Combination of factors. The stigma about talking honestly about childbirth and its complications is reducing so you’re more aware of them. This may be controversial and I’m not advocating a return to the olden days but I feel with the increased choices available to women for childbirth (home vs hospital, do you want a water birth, do you want an epidural, do you want a section etc) there’s a mental load that potentially wasn’t there a few decades ago. If something goes wrong it’s easy to internalise that as you making a poor choice/contributing to it. By the nature of childbirth you’re asked if you give consent to various procedures when you’re physically and mentally exhausted.
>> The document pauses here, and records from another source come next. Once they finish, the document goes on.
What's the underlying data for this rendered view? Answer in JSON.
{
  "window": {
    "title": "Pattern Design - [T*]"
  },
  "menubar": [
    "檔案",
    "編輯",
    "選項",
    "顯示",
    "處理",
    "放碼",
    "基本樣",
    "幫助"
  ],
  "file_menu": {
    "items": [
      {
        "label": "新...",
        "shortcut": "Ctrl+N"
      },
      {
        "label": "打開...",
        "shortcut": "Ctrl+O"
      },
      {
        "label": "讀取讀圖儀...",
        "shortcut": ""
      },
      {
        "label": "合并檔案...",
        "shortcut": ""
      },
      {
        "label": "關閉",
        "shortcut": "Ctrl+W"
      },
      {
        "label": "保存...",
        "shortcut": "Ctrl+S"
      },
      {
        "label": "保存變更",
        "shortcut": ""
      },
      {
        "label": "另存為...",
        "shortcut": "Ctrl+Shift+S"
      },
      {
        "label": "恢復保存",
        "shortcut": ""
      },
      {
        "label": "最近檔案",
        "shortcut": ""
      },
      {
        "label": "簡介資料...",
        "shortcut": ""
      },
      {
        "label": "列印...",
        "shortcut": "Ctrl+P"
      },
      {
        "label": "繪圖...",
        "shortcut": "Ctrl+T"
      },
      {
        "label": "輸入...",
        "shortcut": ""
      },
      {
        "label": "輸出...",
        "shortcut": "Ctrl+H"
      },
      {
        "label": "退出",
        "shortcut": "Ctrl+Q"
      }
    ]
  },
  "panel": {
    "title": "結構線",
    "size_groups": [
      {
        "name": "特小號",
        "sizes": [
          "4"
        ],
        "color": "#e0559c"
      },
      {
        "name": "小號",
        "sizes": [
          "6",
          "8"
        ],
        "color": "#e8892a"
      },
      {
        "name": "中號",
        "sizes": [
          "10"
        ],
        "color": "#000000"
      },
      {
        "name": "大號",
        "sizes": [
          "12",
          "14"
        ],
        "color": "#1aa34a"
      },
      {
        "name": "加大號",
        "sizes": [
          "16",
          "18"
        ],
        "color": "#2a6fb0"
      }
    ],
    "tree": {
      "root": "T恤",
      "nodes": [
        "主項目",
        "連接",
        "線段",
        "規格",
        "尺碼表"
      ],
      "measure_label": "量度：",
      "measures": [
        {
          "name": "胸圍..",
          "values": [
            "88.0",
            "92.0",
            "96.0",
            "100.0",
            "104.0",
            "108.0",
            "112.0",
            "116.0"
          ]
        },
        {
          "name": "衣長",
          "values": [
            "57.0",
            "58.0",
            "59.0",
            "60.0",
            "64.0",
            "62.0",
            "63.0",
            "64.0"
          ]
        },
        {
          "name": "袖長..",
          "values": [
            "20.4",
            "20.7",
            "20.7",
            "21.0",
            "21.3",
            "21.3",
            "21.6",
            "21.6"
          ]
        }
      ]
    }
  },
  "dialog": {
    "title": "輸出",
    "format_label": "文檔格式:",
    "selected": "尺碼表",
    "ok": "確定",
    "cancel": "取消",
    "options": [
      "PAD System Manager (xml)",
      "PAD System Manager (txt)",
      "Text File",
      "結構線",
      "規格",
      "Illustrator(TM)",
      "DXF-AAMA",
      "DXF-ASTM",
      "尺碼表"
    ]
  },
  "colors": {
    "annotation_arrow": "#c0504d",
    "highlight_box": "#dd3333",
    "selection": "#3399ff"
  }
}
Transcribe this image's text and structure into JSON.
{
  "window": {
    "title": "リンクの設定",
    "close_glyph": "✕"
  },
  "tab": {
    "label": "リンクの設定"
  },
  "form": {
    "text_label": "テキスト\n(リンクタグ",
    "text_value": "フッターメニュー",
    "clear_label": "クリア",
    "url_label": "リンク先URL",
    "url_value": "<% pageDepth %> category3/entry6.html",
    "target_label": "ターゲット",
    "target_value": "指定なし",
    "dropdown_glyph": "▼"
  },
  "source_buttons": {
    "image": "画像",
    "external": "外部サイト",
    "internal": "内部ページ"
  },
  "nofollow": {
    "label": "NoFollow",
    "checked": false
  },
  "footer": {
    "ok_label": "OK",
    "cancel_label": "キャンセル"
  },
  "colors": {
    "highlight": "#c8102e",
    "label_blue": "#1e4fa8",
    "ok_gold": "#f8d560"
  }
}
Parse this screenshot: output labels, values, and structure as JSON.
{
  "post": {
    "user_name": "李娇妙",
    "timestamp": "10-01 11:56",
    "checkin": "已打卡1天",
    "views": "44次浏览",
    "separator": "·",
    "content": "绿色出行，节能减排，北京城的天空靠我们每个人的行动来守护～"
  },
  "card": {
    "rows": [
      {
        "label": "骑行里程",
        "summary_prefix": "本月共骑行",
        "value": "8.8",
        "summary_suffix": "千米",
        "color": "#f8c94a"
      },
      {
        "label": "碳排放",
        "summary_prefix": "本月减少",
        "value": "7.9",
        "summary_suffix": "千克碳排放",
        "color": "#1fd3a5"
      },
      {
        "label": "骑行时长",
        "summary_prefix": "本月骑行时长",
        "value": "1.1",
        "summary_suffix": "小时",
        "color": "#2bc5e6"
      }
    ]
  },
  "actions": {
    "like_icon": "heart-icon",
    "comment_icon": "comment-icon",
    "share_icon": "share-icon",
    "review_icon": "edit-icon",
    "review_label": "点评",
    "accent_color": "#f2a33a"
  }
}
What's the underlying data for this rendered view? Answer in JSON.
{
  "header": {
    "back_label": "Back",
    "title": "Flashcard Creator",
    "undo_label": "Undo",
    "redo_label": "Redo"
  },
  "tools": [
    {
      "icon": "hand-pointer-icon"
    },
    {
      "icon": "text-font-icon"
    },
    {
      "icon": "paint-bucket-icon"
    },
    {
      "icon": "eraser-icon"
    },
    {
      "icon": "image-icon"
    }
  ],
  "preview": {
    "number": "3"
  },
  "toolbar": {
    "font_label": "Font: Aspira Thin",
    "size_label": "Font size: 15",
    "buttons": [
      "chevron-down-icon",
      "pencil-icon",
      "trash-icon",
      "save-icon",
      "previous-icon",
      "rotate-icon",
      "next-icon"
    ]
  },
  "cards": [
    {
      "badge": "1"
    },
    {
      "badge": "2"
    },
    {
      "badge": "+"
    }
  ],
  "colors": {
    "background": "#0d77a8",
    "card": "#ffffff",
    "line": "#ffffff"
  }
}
It’s totally valid that women should be leading the decisions about them but we also need to acknowledge these decisions are often very complex/there is no ‘right’ choice - there’s a reason O&G doctors have a 7 year training programme on top of medical school and foundation!
People tend to live further away from family (and in many cases grandparents are still working full time) so there isn’t that support as readily available.
Expectations have changed too - as there’s been a loss of that traditional community you get most of your info from NCT/antenatal groups or the internet. Both of which have the potential to be a bit competitive or completely sanitised. It’s so easy to compare yourself now to other mums and feel like you’re coming up short. Daily routine videos where other people’s babies have predictable ‘wake windows’ where it’s important to make sure they’re doing tummy time, looking at high contrast flash cards etc. What baby groups are you doing? Not just the local church hall playgroup but baby yoga, baby ballet, baby music, baby sensory, baby massage etc etc.
Take weaning for example - I was a 90s baby, my mum started with rusks and baby rice then onto a few spoons of whatever she was having. I went to a 1 hour presentation from the local health visitors about how to wean - here’s all the stuff you definitely can’t give them, here’s stuff they can have once a week, have you been giving them vitamins, here’s how to introduce the major allergens, they can have white bread but not brown bread, have you thought about going to the park near A&E to give them peanuts, fish is great but not too much fish, here’s how to do CPR if you don’t cut the food up correctly, here’s an app to check that tells you how to cut everything up as per your babies age, don’t buy pouches make it all fresh, just give them what you’re having (but make sure there’s no salt, no sugar, no this, no that) etc etc. Then if you look online you’re in the realms of beautifully arranged plates, advice that your baby needs to have tried 100 different foods before they turn one, my baby hasn’t had prawns yet does anyone have a recipe etc. My mum and gran are fascinated by all of this!
You’re given constant messaging about everything you need to do to make sure you’re baby meets their developmental milestones (another thing to measure yourself against) whilst you’re absolutely exhausted and potentially recovering from major surgery. I haven’t even touched on the pressure to lose the baby weight, juggle KIT days, sort childcare out months before the baby has even been born, make sure you’re still finding some time to dedicate to your relationship.
I think it’s incredibly easy now to fall into a toxic mindset of setting incredibly high standards for yourself and your parenting which are inevitably difficult to reach resulting in you constantly feeling on the back foot.